In the mail, receiving a handwritten letter, opening it, reading it, the curvature of each character in the sender’s particular hand, and the non-urgency of the whole affair, the ample time to originate a response, yet the simple and quiet knowledge that you will, and that they know you will. This is what it might be to love.
It’s the wafting tempo of the 2021 Georgian film What Do We See When We Look at the Sky? directed by Alexandre Koberidze. Lisa and Giorgi bump into each other in the street in Kutaisi (one of the oldest cities in the world) several times, walk in the wrong direction, before deciding as they cross paths again on their respective ways home at the end of the day, that they like each other and should know each other. They plan a date. The next day, they each wake up looking like completely different people and faint. It’s a curse. New actors now play Giorgi and Lisa. Neither remembers how to do what she or he once loved—Lisa can’t understand her medical school notes and Giorgi is no longer a soccer player. They don’t know that the other person has also undergone such a change. How will they recognize each other? How will they recognize themselves? The rest of the film unfolds without the desperation of resolution—we barely hear Lisa or Giorgi speak. Instead, a narrator relates their thoughts and words. We spend plenty of time with the various residents of Kutaisi, who we don’t always receive formal introduction to. A duo recruits couples for their film on the subject. The film, both the diegetic one and What Do We See…?, is a series of impressions, of shared histories, incidents, and accidents. It is a love story in aggregate.

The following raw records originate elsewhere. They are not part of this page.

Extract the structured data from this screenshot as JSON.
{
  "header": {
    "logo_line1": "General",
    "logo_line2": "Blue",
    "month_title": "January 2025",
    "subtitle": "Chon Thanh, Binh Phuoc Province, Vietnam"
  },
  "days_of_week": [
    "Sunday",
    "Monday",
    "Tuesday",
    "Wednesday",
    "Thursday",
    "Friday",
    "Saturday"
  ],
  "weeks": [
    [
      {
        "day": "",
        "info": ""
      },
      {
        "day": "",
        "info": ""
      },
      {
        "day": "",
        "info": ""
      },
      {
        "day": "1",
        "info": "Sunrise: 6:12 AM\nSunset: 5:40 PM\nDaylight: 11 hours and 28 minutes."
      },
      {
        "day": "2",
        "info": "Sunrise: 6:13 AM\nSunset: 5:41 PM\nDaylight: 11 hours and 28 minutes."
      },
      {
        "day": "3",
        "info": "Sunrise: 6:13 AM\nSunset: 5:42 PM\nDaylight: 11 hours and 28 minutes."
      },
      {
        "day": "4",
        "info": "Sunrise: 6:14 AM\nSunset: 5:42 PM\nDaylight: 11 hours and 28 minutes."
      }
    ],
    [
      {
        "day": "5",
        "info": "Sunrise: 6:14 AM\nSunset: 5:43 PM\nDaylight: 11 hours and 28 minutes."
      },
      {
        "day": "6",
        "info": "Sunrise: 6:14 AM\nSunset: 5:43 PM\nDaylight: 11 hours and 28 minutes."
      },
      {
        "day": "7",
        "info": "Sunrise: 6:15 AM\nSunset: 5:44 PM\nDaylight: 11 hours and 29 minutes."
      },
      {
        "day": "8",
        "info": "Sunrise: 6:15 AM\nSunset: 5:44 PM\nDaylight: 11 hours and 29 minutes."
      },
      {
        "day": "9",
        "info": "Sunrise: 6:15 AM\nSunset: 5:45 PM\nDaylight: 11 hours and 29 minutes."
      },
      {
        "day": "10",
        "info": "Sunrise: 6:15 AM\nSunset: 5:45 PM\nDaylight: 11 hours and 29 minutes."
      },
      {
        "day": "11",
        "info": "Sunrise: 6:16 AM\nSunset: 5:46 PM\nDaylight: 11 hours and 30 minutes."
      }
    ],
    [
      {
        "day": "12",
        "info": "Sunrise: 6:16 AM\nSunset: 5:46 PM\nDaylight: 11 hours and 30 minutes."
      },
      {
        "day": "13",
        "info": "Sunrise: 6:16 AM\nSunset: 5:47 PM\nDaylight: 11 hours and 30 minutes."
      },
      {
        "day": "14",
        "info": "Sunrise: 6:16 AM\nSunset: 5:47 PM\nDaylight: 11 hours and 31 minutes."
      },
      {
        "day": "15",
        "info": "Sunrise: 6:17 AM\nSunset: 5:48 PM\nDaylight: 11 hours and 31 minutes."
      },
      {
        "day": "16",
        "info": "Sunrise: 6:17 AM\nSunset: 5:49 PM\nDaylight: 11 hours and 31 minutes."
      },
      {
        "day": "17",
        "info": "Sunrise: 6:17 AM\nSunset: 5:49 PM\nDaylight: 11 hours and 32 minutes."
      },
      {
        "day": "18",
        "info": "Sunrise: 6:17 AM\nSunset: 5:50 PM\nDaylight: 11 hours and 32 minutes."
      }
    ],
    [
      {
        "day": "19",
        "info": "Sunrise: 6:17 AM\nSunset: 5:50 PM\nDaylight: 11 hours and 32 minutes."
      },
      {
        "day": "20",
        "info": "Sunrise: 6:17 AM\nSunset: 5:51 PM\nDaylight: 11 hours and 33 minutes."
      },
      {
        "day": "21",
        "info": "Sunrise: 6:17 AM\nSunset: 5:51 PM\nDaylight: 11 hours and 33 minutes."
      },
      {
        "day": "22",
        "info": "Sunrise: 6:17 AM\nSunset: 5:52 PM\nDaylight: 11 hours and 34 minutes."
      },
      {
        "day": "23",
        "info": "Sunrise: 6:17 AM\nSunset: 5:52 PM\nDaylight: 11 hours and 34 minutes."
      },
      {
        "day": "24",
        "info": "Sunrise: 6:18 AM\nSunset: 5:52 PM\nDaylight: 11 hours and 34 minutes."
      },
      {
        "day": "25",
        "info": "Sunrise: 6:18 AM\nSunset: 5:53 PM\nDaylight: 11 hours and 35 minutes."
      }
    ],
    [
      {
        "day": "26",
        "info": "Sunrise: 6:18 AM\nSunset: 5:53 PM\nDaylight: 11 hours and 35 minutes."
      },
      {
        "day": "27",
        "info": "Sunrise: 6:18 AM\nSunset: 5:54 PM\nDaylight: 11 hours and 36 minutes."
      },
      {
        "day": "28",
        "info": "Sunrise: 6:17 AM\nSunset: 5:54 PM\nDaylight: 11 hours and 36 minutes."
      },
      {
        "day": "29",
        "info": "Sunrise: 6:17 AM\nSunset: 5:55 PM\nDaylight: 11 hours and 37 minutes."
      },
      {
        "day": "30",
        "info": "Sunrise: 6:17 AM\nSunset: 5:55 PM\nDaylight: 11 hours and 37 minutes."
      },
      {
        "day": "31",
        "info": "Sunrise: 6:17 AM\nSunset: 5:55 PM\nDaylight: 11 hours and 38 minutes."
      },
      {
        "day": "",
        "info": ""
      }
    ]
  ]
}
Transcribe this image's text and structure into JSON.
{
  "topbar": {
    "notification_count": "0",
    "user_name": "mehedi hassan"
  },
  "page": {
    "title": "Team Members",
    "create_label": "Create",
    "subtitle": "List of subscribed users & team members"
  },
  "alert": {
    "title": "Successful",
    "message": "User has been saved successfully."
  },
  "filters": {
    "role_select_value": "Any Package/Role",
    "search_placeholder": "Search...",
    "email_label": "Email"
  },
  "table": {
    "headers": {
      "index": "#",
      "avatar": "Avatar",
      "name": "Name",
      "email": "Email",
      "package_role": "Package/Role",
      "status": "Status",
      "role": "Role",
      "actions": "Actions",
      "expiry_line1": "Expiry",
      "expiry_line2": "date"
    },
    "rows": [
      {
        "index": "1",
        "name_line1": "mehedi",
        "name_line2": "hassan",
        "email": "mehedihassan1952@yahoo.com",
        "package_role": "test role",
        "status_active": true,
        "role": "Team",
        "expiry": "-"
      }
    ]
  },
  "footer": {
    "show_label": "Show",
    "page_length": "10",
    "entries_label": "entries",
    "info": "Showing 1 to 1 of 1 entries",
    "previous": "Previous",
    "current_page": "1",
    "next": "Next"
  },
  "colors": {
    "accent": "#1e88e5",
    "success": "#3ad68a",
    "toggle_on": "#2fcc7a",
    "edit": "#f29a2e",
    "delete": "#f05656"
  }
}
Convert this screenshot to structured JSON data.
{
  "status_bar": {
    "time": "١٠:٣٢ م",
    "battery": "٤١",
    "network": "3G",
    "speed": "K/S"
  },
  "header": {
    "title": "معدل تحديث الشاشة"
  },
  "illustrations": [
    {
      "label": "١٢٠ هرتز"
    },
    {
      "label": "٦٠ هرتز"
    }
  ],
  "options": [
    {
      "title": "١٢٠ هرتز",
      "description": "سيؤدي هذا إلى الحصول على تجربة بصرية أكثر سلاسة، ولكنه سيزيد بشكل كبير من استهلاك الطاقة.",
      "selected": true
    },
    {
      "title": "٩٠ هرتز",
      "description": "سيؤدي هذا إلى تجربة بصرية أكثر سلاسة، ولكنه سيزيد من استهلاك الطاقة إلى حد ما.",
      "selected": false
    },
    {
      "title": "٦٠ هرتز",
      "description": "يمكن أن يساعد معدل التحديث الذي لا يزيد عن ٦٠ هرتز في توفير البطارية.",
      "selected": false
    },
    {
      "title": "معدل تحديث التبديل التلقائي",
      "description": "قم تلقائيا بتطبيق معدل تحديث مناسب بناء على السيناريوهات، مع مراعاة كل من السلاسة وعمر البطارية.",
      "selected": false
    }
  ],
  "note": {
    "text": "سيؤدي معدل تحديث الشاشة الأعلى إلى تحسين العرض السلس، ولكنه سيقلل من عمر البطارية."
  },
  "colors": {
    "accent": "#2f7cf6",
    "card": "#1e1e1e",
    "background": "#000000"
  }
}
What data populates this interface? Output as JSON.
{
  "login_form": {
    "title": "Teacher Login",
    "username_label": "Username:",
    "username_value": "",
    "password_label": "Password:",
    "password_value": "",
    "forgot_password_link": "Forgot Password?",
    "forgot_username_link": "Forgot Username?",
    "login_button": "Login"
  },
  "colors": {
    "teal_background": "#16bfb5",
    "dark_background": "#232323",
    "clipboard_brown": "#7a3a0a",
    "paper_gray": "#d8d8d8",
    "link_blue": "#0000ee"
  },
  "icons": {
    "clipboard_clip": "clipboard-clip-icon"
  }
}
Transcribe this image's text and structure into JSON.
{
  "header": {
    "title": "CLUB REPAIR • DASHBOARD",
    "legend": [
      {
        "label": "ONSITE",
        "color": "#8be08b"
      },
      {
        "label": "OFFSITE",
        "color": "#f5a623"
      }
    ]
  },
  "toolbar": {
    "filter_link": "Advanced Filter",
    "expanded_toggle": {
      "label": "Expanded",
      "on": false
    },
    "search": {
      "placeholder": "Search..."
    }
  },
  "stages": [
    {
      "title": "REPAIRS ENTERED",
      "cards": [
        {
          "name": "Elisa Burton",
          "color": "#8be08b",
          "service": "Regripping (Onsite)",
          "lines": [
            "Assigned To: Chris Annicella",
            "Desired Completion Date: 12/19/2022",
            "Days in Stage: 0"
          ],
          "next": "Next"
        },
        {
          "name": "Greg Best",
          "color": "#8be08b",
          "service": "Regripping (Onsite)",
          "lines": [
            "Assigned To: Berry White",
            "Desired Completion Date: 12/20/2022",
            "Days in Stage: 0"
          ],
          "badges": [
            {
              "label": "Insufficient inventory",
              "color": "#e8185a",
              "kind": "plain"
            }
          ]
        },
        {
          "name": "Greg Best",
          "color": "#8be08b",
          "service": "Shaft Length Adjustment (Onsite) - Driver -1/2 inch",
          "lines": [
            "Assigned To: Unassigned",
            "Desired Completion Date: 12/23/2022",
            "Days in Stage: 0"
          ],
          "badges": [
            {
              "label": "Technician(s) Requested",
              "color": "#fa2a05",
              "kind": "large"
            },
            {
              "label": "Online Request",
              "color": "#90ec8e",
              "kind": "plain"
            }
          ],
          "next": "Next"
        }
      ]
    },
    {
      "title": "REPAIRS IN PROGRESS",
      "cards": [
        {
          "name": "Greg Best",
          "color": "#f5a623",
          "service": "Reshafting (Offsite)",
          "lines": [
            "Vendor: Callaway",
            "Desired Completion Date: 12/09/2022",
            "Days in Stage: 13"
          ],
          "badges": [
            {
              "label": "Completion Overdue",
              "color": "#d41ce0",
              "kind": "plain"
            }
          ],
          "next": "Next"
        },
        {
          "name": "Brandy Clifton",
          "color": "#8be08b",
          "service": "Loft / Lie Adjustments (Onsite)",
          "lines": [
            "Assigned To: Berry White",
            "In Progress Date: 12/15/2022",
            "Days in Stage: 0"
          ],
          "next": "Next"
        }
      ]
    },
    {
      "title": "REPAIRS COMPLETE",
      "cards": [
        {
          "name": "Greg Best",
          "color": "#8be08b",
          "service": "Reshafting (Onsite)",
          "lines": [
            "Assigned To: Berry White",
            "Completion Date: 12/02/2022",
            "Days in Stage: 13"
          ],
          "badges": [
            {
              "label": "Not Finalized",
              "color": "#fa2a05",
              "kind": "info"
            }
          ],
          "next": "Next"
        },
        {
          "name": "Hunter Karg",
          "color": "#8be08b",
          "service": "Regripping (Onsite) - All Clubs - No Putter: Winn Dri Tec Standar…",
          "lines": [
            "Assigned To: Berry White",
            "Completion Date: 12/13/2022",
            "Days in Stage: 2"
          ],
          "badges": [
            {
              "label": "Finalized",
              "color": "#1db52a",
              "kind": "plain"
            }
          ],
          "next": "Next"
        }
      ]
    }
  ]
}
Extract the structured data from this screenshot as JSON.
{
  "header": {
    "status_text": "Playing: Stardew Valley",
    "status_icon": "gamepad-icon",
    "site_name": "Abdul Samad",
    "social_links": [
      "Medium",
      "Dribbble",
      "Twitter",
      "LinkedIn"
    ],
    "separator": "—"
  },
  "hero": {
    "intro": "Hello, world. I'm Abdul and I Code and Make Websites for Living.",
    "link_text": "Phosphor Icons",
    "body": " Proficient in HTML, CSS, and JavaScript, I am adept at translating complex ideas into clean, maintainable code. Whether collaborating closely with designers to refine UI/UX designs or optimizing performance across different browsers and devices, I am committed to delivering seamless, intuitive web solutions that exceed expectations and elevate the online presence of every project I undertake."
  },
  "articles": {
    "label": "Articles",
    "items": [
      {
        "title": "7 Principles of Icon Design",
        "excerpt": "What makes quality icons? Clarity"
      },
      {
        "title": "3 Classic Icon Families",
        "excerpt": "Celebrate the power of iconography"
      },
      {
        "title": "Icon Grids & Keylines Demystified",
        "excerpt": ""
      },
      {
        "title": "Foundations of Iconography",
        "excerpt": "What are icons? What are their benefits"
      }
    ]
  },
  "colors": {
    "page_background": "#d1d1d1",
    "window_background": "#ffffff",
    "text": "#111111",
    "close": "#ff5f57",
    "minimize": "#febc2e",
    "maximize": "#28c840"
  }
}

I am always relieved when I have been patient without effort. When time has passed and I have not worried about what I will find on the other side of it. When I can trust the air, the swaths of space I have to myself. I am grateful to receive a letter without having waited for it. To forget a plan with a friend before arriving in time. I’m happy to notice without agenda. To be curious with a sense of mischief.
It all takes an extraordinary life disguised in the mundane. And as present as you are, and as inherent as the earth is, you can’t make one alone. At unspecific and unexpected points, you will need extraordinary people.